Os golpes legalizados que se repetiram no continente desde a deposição, em Honduras, do presidente Manuel Zelaya, por exemplo no Paraguai, com a queda de Fernando Lugo, no Brasil, com Dilma Rousseff, na Bolívia, com Evo Morales – deixaram muitas lições sobre o uso do legislativo, judiciário e mídia para afastar presidentes. E nenhuma lição recente foi mais duramente aprendida do que a dos ataques ao Capitólio em Washington e o 8 de janeiro na Praça dos Três Poderes, em Brasília.
Se a extrema direita é capaz de arrastar multidões para a negação e a histeria, e inclusive tornar-se opção nas urnas, a esquerda argentina se pergunta se é possível detê-la ainda no ovo da serpente.
O que acontece na Argentina com a vitória de Javier Milei das Prévias Abertas, Simultâneas e Obrigatórias (PASO), é um prenúncio de um neofascismo ganhando adeptos no sul da América do Sul. Embora hoje o cenário mais provável seja de disputa entre direita de Patrícia Bullrich e a extrema-direita do representante do Partido “A Liberdade Avança”, ambas se conectam em várias questões econômicas e de costumes.
Na base da nova ascensão da direita está o desespero popular com uma economia quebrada e a promessa dos neoliberais de saídas milagrosas , como se dolarizar a economia pudesse fazer da Argentina um país de economia forte, imposta na base da politica autoritária.
No nivel global, analisa o antropólogo argentino Alejandro Grimson, no jornal Página 12, “vive-se uma nova etapa histórica, de grande instabilidade econômica e política e de fortalecimento de forças de extrema direita; em nível global, essa direita radicalizada se manifestou de duas maneiras. Ou com o surgimento de novas forças, como o Vox, ou com a radicalização de partidos tradicionais, como nos Estados Unidos. Na Argentina as duas coisas estão acontecendo ao mesmo tempo.”
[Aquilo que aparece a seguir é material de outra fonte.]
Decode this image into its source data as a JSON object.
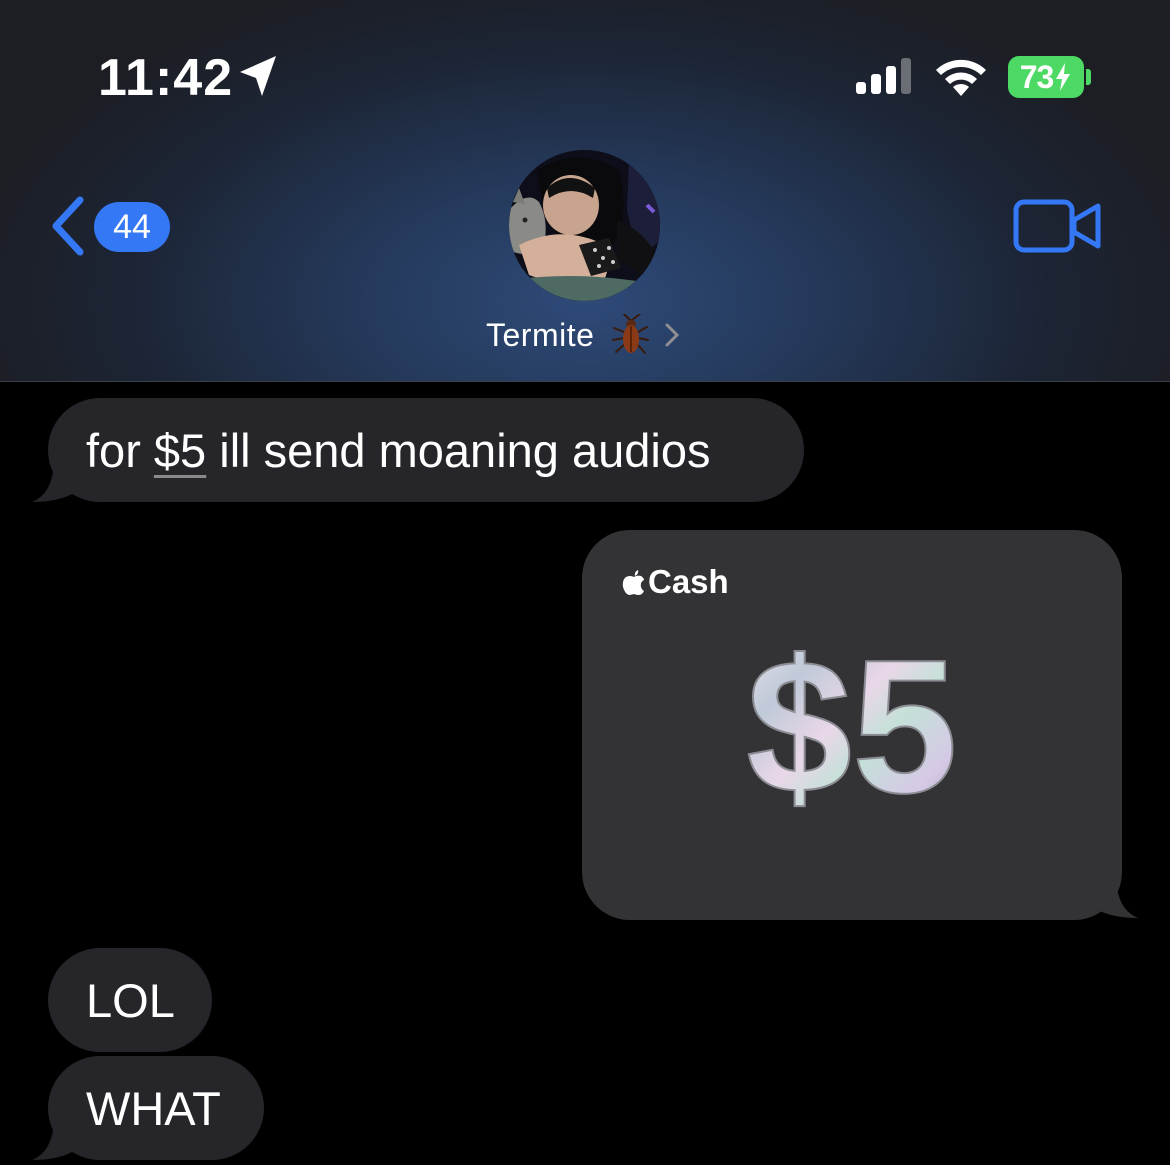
{
  "status_bar": {
    "time": "11:42",
    "battery_level": "73",
    "battery_charging": true,
    "battery_color": "#4cd964",
    "icons": [
      "location-icon",
      "cellular-signal-icon",
      "wifi-icon",
      "battery-icon"
    ]
  },
  "header": {
    "back_badge_count": "44",
    "contact_name": "Termite",
    "contact_emoji": "cockroach-icon",
    "accent_color": "#3478f6"
  },
  "messages": [
    {
      "direction": "incoming",
      "text_before": "for ",
      "link_text": "$5",
      "text_after": " ill send moaning audios"
    },
    {
      "direction": "outgoing",
      "type": "apple-cash",
      "brand_label": "Cash",
      "amount": "$5"
    },
    {
      "direction": "incoming",
      "text": "LOL"
    },
    {
      "direction": "incoming",
      "text": "WHAT"
    }
  ]
}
O uso político da religião e os laços com o sionismo indicam apoios da extrema direita internacional ao avanço do candidato. Com a eventual vitória de Miel, o tecido conservador entre os países da região vai se tornando ultraconservador e é possível vislumbrar costuras que dizem mais respeito aos interesses externos do que aos da própria região.
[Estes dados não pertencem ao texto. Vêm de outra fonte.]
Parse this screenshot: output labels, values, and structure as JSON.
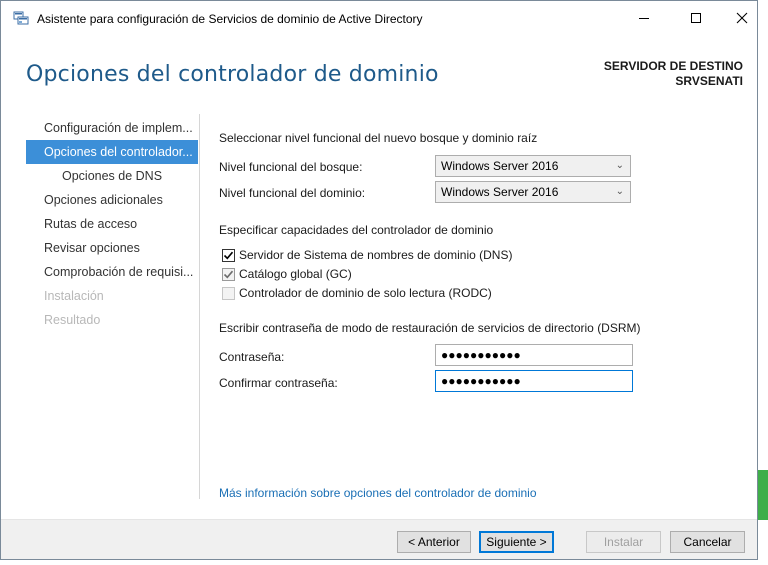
{
  "window": {
    "title": "Asistente para configuración de Servicios de dominio de Active Directory"
  },
  "header": {
    "title": "Opciones del controlador de dominio",
    "dest_label": "SERVIDOR DE DESTINO",
    "dest_server": "SRVSENATI"
  },
  "nav": {
    "items": [
      {
        "label": "Configuración de implem...",
        "state": "normal"
      },
      {
        "label": "Opciones del controlador...",
        "state": "active"
      },
      {
        "label": "Opciones de DNS",
        "state": "sub"
      },
      {
        "label": "Opciones adicionales",
        "state": "normal"
      },
      {
        "label": "Rutas de acceso",
        "state": "normal"
      },
      {
        "label": "Revisar opciones",
        "state": "normal"
      },
      {
        "label": "Comprobación de requisi...",
        "state": "normal"
      },
      {
        "label": "Instalación",
        "state": "disabled"
      },
      {
        "label": "Resultado",
        "state": "disabled"
      }
    ]
  },
  "functional": {
    "heading": "Seleccionar nivel funcional del nuevo bosque y dominio raíz",
    "forest_label": "Nivel funcional del bosque:",
    "forest_value": "Windows Server 2016",
    "domain_label": "Nivel funcional del dominio:",
    "domain_value": "Windows Server 2016"
  },
  "capabilities": {
    "heading": "Especificar capacidades del controlador de dominio",
    "dns_label": "Servidor de Sistema de nombres de dominio (DNS)",
    "dns_checked": true,
    "gc_label": "Catálogo global (GC)",
    "gc_checked": true,
    "rodc_label": "Controlador de dominio de solo lectura (RODC)",
    "rodc_checked": false
  },
  "dsrm": {
    "heading": "Escribir contraseña de modo de restauración de servicios de directorio (DSRM)",
    "password_label": "Contraseña:",
    "password_value": "●●●●●●●●●●●",
    "confirm_label": "Confirmar contraseña:",
    "confirm_value": "●●●●●●●●●●●"
  },
  "more_info_link": "Más información sobre opciones del controlador de dominio",
  "buttons": {
    "back": "< Anterior",
    "next": "Siguiente >",
    "install": "Instalar",
    "cancel": "Cancelar"
  },
  "colors": {
    "accent": "#3c8fd8",
    "header_blue": "#1e5a8a",
    "link_blue": "#1a6fb5"
  }
}
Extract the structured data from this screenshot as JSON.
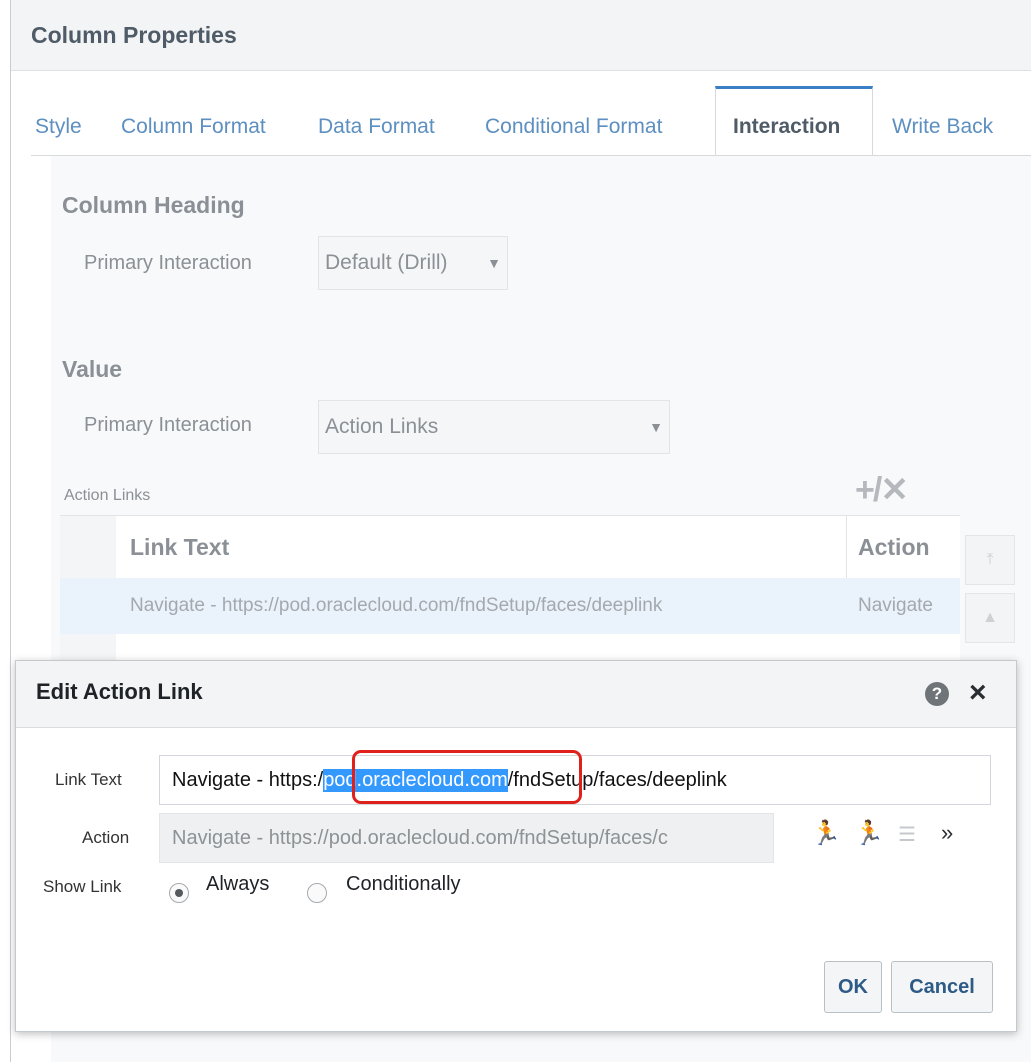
{
  "window": {
    "title": "Column Properties",
    "tabs": [
      {
        "label": "Style",
        "active": false
      },
      {
        "label": "Column Format",
        "active": false
      },
      {
        "label": "Data Format",
        "active": false
      },
      {
        "label": "Conditional Format",
        "active": false
      },
      {
        "label": "Interaction",
        "active": true
      },
      {
        "label": "Write Back",
        "active": false
      }
    ]
  },
  "column_heading": {
    "title": "Column Heading",
    "primary_interaction_label": "Primary Interaction",
    "primary_interaction_value": "Default (Drill)"
  },
  "value_section": {
    "title": "Value",
    "primary_interaction_label": "Primary Interaction",
    "primary_interaction_value": "Action Links"
  },
  "action_links": {
    "label": "Action Links",
    "toolbar": {
      "add": "+",
      "edit": "/",
      "delete": "✕"
    },
    "columns": [
      "Link Text",
      "Action"
    ],
    "rows": [
      {
        "link_text": "Navigate - https://pod.oraclecloud.com/fndSetup/faces/deeplink",
        "action": "Navigate"
      }
    ]
  },
  "dialog": {
    "title": "Edit Action Link",
    "link_text_label": "Link Text",
    "link_text_before": "Navigate - https:/",
    "link_text_selected": "pod.oraclecloud.com",
    "link_text_after": "/fndSetup/faces/deeplink",
    "action_label": "Action",
    "action_value": "Navigate - https://pod.oraclecloud.com/fndSetup/faces/c",
    "show_link_label": "Show Link",
    "show_link_options": [
      "Always",
      "Conditionally"
    ],
    "show_link_selected": "Always",
    "ok_label": "OK",
    "cancel_label": "Cancel"
  },
  "colors": {
    "accent": "#3a7fc4",
    "tab_link": "#5d8fc0",
    "selection": "#3399ff",
    "highlight_outline": "#e0201b"
  }
}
🇦🇷Milei vence as primárias na Argentina. Se fizesse 25% já seria vitorioso, obteve mais de 30%
Um ano atrás era um sonho, daí virou meta e hoje é realidade. Um excelente começo para o que pode ser a mudança real que a Argentina precisa
Com vizinhos livres do socialismo o Brasil… pic.twitter.com/5J1INS1t5C
— Eduardo Bolsonaro🇧🇷 (@BolsonaroSP) August 14, 2023
Miel, por exemplo, é contra a integração latino-americana, coloca em risco a entrada da Argentina no BRICS, defende a dolarização da economia, fala em romper com a China – o maior parceiro comercial da Argentina – e está mais preocupado em reafirmar seus laços com Israel. Nestas questões, reproduz as políticas de Donald Trump e Bolsonaro. Entre elas, a promessa de mudar a embaixada argentina de Tel Aviv para Jerusalém.
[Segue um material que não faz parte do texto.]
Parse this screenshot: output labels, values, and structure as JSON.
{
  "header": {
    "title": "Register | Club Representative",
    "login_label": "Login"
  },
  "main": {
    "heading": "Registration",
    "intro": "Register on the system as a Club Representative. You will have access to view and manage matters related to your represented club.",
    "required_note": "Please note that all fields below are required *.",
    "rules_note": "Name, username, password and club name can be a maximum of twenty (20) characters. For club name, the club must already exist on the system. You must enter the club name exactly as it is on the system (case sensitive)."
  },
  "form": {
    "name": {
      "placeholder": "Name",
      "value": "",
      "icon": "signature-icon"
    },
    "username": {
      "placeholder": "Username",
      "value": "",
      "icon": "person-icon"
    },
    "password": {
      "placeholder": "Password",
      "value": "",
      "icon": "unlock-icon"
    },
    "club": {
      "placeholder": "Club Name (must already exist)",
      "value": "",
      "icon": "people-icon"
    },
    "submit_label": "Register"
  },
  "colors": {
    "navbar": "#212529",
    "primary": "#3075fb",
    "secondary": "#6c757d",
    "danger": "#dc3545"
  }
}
Os países vizinhos sofrem diferentes ingerências mas têm em comum governos atuais que colocam a diplomacia com Israel em destaque na agenda.
Santiago Pena, presidente recém eleito do Paraguai, reafirmou na última semana sua promessa de campanha de fazer a transferência da embaixada. O fato foi festajado pelo ministro das Relações Exteriores Eli Cohen que anunciou outra conquista na região: o governo de Luis Alberto Lacalle Pou , do Uruguai, abrirá uma missão diplomática em Jerusalém. São decisões que desconsideram o que pensam os palestinos, um ponto em comum entre candidatos e governantes de extrema direita no continente, e não por acaso compromisso reafirmado por governos já cheios de problemas ao sul da América do Sul.